I found myself wanting to reflect on the continuum of our relationship as a family over time. “Vacation” developed out of this desire. It is a panorama painted on three long, adjacent canvases. In addition to the theme of momentary togetherness, this painting also has a secondary motif of opposites: male and female, young and old, inside and outside, openings and exits, light and dark.
My family is engaged in leisurely yet typical breakfast routines. Using the same room as in my previous painting, “Front Page,” I expanded the composition to a wide format with simultaneous views from left to right of additional rooms, a series of openings and exits. Each family member is momentarily engaged in their own activities, turned inward, together yet alone.
Behind my son reading at the table, a descending stairway leads the viewer’s eye down to a window. The stairway going down echoes the feeling of going down into the sink and down the black drain, prominently displayed.

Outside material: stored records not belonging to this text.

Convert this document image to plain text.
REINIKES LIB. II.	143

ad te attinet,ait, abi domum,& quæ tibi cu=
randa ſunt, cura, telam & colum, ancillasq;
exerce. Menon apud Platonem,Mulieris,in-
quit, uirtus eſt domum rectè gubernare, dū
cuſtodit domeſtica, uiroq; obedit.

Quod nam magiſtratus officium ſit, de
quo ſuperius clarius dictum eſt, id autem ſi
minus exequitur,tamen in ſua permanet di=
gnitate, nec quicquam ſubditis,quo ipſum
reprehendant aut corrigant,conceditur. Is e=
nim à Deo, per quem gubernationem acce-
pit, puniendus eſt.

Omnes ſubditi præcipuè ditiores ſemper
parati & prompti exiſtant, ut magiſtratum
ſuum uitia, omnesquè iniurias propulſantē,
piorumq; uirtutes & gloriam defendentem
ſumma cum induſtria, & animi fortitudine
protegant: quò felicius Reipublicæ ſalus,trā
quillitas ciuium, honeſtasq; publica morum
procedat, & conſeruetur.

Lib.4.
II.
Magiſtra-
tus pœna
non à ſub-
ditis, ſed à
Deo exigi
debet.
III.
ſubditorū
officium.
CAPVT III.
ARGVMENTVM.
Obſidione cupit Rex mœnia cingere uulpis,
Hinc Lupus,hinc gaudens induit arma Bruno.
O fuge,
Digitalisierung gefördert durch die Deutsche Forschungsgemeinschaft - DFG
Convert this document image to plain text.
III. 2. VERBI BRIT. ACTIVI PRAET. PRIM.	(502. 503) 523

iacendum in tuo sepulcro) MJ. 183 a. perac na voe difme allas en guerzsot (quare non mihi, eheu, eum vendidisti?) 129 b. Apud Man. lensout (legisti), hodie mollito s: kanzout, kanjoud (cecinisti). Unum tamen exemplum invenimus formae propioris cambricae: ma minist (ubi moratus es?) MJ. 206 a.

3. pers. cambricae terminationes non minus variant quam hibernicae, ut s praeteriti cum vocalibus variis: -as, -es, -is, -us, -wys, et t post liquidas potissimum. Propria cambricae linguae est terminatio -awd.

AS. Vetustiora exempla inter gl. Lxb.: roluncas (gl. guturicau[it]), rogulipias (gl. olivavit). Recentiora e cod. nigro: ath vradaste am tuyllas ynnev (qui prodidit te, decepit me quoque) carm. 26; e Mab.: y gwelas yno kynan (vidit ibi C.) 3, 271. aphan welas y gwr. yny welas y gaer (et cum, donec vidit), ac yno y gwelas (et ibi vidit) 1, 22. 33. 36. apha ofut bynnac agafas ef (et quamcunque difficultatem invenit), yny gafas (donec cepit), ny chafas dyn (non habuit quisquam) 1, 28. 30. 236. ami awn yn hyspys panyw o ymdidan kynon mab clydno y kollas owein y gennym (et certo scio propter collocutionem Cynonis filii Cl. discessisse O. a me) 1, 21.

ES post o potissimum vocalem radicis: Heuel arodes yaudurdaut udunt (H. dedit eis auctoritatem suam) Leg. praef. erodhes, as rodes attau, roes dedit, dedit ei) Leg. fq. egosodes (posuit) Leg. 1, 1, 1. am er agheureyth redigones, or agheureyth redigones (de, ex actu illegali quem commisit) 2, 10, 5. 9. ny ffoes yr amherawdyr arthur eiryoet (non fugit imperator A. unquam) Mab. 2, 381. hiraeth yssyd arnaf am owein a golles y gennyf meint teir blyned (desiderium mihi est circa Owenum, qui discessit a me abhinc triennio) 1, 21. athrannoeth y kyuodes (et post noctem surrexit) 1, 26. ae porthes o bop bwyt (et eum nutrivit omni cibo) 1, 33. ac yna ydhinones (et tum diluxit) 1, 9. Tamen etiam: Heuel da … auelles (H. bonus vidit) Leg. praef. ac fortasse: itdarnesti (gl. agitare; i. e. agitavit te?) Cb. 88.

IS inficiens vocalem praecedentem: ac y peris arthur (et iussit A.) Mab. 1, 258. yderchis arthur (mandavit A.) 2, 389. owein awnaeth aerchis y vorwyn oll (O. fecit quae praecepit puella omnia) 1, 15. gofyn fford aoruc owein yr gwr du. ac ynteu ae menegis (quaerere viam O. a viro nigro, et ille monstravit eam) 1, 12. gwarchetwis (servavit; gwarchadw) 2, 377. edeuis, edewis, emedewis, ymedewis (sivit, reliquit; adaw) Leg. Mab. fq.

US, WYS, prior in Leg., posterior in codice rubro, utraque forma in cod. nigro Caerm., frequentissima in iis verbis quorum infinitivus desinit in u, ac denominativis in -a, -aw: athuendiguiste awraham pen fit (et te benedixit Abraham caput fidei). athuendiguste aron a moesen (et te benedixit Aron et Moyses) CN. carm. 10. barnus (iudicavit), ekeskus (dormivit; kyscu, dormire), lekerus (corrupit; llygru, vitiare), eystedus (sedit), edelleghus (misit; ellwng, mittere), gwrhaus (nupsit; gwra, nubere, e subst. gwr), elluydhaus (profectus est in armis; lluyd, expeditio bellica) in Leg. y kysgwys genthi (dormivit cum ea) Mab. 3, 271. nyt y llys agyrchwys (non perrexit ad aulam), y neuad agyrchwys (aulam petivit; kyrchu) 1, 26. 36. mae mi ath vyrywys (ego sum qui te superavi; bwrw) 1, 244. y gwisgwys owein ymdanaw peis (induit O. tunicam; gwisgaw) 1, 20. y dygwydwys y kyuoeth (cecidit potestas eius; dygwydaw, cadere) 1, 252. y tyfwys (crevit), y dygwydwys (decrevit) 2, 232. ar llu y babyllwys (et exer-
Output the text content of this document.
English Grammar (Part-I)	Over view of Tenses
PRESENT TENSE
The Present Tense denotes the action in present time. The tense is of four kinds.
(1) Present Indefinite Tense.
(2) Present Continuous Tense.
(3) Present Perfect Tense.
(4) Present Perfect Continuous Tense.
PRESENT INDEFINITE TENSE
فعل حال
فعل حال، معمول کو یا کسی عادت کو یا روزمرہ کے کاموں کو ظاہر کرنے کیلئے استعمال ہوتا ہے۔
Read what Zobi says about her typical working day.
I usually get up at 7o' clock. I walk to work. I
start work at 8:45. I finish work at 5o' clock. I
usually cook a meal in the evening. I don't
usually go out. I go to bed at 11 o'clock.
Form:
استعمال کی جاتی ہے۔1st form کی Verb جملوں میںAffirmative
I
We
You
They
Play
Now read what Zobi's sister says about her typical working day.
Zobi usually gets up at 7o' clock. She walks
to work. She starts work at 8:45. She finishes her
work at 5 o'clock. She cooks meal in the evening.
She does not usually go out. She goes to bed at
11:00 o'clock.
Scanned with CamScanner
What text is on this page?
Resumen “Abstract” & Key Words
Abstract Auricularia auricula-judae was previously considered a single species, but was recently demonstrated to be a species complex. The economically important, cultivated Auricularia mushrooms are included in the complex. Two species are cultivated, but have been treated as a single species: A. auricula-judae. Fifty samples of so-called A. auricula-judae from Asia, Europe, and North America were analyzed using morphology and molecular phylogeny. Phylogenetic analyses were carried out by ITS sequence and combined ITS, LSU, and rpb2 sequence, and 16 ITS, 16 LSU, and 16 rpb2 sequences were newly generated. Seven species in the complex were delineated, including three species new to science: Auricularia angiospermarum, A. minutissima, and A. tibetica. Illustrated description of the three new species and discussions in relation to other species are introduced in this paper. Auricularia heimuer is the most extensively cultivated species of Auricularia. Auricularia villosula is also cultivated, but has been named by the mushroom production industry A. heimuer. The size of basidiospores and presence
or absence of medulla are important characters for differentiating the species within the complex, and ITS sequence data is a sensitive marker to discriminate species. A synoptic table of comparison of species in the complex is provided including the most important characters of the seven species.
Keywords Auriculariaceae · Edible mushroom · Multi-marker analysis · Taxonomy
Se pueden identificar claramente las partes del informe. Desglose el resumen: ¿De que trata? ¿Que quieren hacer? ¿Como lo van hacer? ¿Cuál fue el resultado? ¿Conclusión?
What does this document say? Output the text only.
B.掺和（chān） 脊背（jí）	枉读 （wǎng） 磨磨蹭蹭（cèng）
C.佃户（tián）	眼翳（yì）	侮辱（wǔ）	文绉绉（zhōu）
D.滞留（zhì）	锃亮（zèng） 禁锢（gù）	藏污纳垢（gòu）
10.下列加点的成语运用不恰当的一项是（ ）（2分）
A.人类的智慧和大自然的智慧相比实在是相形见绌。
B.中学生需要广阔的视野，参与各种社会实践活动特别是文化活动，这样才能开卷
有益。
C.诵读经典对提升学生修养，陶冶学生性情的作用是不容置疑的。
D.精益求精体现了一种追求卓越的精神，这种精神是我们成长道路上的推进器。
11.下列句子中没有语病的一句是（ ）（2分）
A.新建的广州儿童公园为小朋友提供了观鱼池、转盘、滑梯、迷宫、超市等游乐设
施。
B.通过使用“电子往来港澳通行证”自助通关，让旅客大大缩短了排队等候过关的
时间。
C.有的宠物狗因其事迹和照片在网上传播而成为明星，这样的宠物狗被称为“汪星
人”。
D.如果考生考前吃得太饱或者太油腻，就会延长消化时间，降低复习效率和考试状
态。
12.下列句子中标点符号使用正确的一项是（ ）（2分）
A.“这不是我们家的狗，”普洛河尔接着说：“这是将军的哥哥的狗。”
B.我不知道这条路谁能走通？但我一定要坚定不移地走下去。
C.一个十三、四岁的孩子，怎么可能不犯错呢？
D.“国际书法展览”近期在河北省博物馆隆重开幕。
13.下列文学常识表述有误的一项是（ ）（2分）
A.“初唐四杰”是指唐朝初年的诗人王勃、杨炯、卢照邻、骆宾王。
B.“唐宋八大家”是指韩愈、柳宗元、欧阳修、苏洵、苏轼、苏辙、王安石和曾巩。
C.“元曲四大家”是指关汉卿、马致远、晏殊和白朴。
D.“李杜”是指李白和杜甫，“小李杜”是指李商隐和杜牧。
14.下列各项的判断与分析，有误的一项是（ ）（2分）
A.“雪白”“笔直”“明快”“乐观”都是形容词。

To the left of the stairs extending onto the left panel, my mother is seen with her hand on a cane, moving to the right, back into the composition, out of a darkened bedroom.
Although she was not with us at the time, her aged presence in the scene draws a contrast in time to the younger family members and to the sunny light-filled bedroom at the opposite side of the painting. The differing light in the various room sections alludes to the nature and passage of time as we move from youth to old age and through the seasons of life in a family.
The theme of everyday life, or “genre painting” as it came to be known, has a rich tradition in art history. Only recently has it become clear to me that observing the routines of daily life connects my work to a long and significant thread through centuries of art: a common but necessary need to connect and reflect on the human condition.
The first real awakening of my interest in visually observing daily life began on a train ride in Europe while traveling in college. I looked out the window and saw immigrants walking, burdened, and bent over with boxes on their shoulders. I took out paper and began to sketch them.
During the years I was studying art, representational or realist art was considered outmoded and dead. Living in New York, I sought out the few artists I could find who were working in opposition to the mainstream. I was gravitating primarily to artworks of a realistic style, but at the time, I didn’t fully understand what element of realism was holding my attention.
Now I understand that while I was certainly drawn to identifiable imagery, I was most compelled to look at works of art containing everyday life themes. More specifically, my subject matter became focused on the “moment” and then, increasingly, capturing the effects of light. Eventually, however, I began to feel discontented; this did not seem enough. I began to shift my attention to layers of meaning, to sense the inherent hidden within the mundane.
Of paramount interest to me are the formal qualities of space and shape. The seeds of my work are increasingly based on the combination of and resolution between figurative works and abstract spaces. I hope this formal synergy will provide the personal poetry and evocation of mood in my work.
In large ways, it is profoundly important for me to have gained an understanding of my inner instincts as an artist. I now understand that I am a formalist with a pull toward combining naturalistic figuration and abstract shapes for poetic expression and a mood.
My natural touch and perceptual painting process is direct, and for me, it is as much about paint itself as about depicting an illusion. My view is toward a subtle, suggested narrative. Going forward, this new self-knowledge will inform my artwork in the years to come.